The author argues that tenderness and benevolence are fundamental traits of women, treating affection as the most conspicuous feminine quality while acknowledging other putative traits such as taste for ornament, gaiety, impulsiveness, and variability. The essay outlines the pleasures derived from attachment—love, friendship, gratitude, and general charity—and supports its claims with anecdotal evidence drawn from travel narratives and scriptural exemplars, showing repeated instances of female hospitality, pity, and self-sacrifice across cultures.
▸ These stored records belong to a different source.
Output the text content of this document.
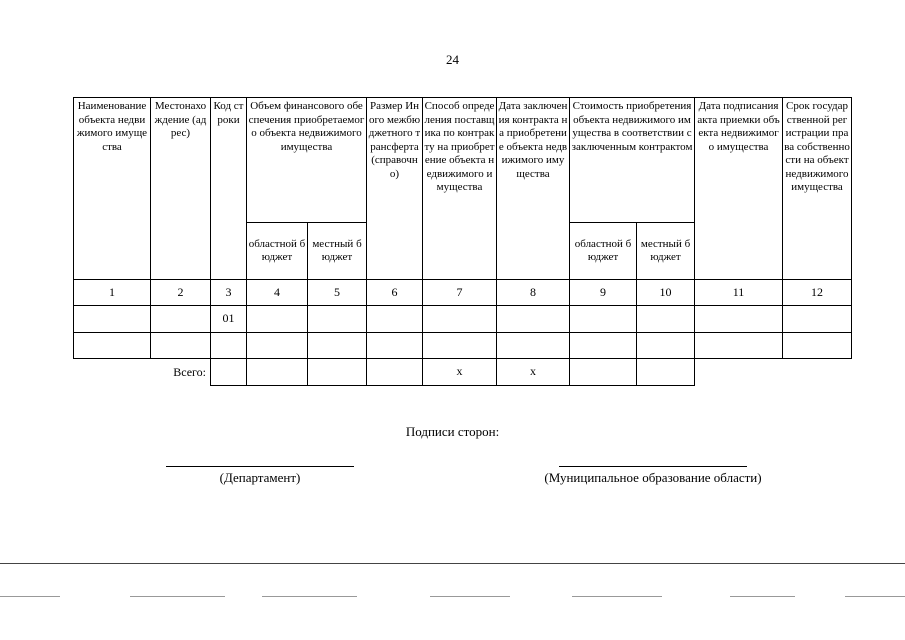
24
Наименование объекта недвижимого имущества	Местонахождение (адрес)	Код строки	Объем финансового обеспечения приобретаемого объекта недвижимого имущества		Размер Иного межбюджетного трансферта (справочно)	Способ определения поставщика по контракту на приобретение объекта недвижимого имущества	Дата заключения контракта на приобретение объекта недвижимого имущества	Стоимость приобретения объекта недвижимого имущества в соответствии с заключенным контрактом		Дата подписания акта приемки объекта недвижимого имущества	Срок государственной регистрации права собственности на объект недвижимого имущества
			областной бюджет	местный бюджет				областной бюджет	местный бюджет		
1	2	3	4	5	6	7	8	9	10	11	12
		01									

Всего:						x	x				
Подписи сторон:
(Департамент)	(Муниципальное образование области)
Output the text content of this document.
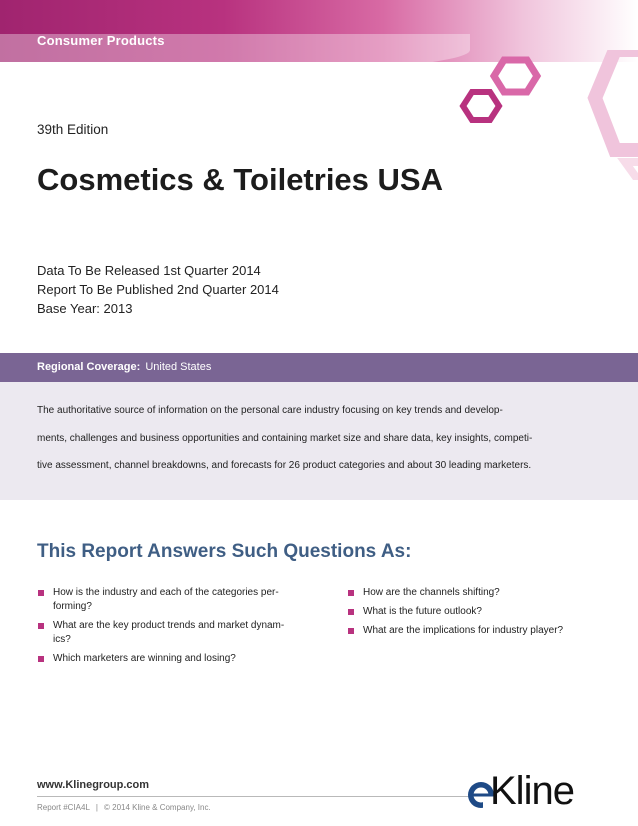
Consumer Products
39th Edition
Cosmetics & Toiletries USA
Data To Be Released 1st Quarter 2014
Report To Be Published 2nd Quarter 2014
Base Year: 2013
Regional Coverage: United States

The authoritative source of information on the personal care industry focusing on key trends and develop-
ments, challenges and business opportunities and containing market size and share data, key insights, competi-
tive assessment, channel breakdowns, and forecasts for 26 product categories and about 30 leading marketers.

This Report Answers Such Questions As:
How is the industry and each of the categories per-
forming?
What are the key product trends and market dynam-
ics?
Which marketers are winning and losing?
How are the channels shifting?
What is the future outlook?
What are the implications for industry player?
www.Klinegroup.com
Report #CIA4L | © 2014 Kline & Company, Inc.	Kline
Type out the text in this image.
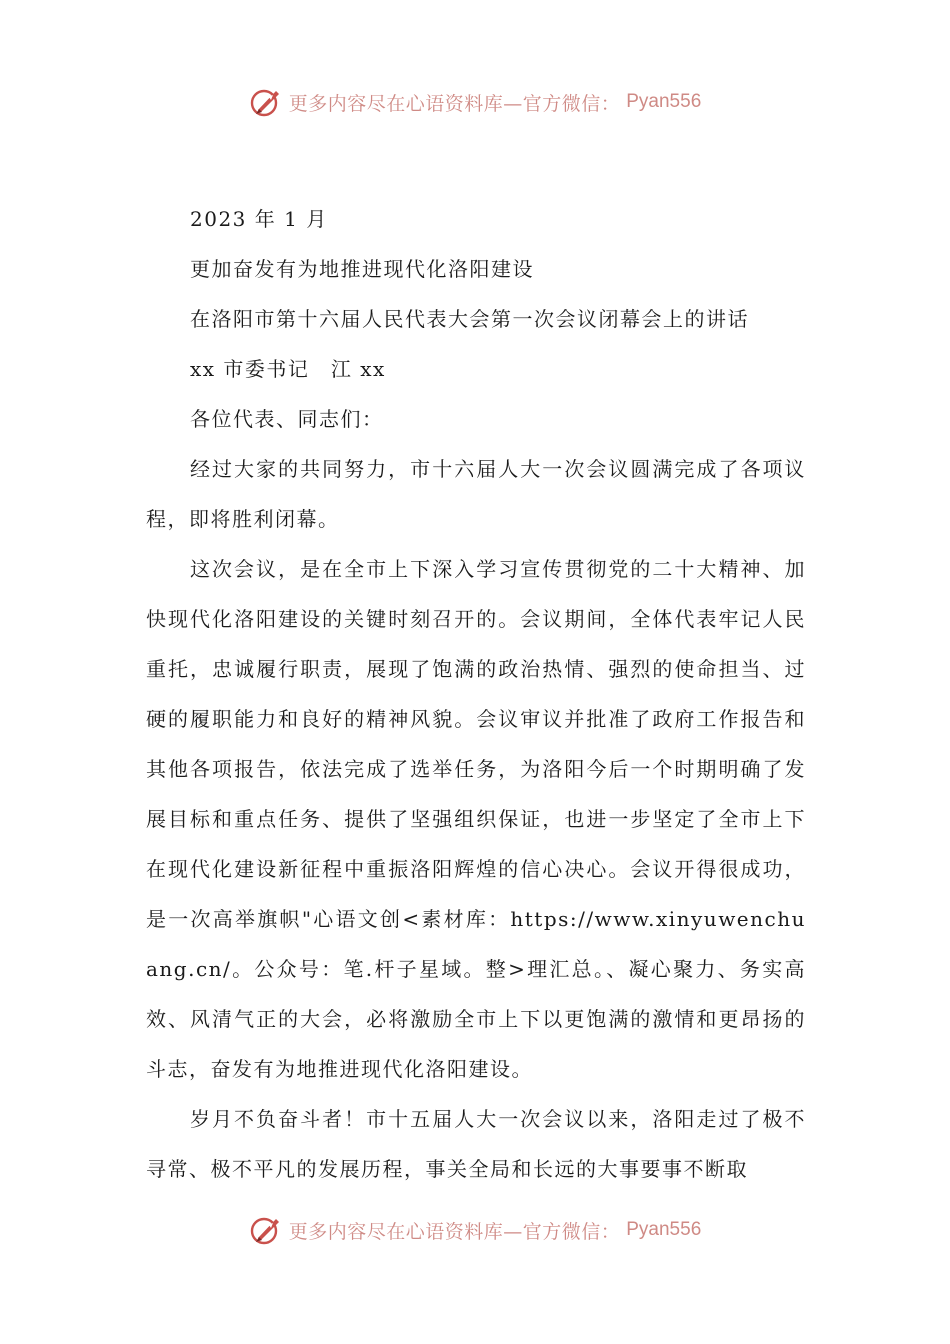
更多内容尽在心语资料库—官方微信： Pyan556

2023 年 1 月

更加奋发有为地推进现代化洛阳建设

在洛阳市第十六届人民代表大会第一次会议闭幕会上的讲话

xx 市委书记　江 xx

各位代表、同志们：

经过大家的共同努力，市十六届人大一次会议圆满完成了各项议程，即将胜利闭幕。

这次会议，是在全市上下深入学习宣传贯彻党的二十大精神、加快现代化洛阳建设的关键时刻召开的。会议期间，全体代表牢记人民重托，忠诚履行职责，展现了饱满的政治热情、强烈的使命担当、过硬的履职能力和良好的精神风貌。会议审议并批准了政府工作报告和其他各项报告，依法完成了选举任务，为洛阳今后一个时期明确了发展目标和重点任务、提供了坚强组织保证，也进一步坚定了全市上下在现代化建设新征程中重振洛阳辉煌的信心决心。会议开得很成功，是一次高举旗帜"心语文创<素材库：https://www.xinyuwenchuang.cn/。公众号：笔.杆子星域。整>理汇总。、凝心聚力、务实高效、风清气正的大会，必将激励全市上下以更饱满的激情和更昂扬的斗志，奋发有为地推进现代化洛阳建设。

岁月不负奋斗者！市十五届人大一次会议以来，洛阳走过了极不寻常、极不平凡的发展历程，事关全局和长远的大事要事不断取

更多内容尽在心语资料库—官方微信： Pyan556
The work combines moral reflection with illustrative stories to emphasize affection's constancy and social value.

FEMALE AFFECTION.

THE PLEASURES OF AFFECTION.

The pleasures of the affections are Love, Friendship, Gratitude, and general Benevolence.

“For the pleasures of the affections,” says Lord Bacon, “we must resort to the poets, for there affection is on her throne, there we may find her painted forth to the life.”

Instead of referring us to the poets, he might, according to his own admonitions, have referred us to the certain mode of discovering truth, by observing facts around us, and particularly by observing the nature sought, where it is most conspicuous.

In searching, for any nature, observe it, he says, where it is most conspicuous; as, in inquiring into the nature of flame, observe the sudden ignition and expansion of gas—these are what he calls “glaring instances.”

The glaring instance of affection is Female Affection; there indeed she is on her throne, there we may find her painted forth to the life. It is the nature of woman to be affectionate.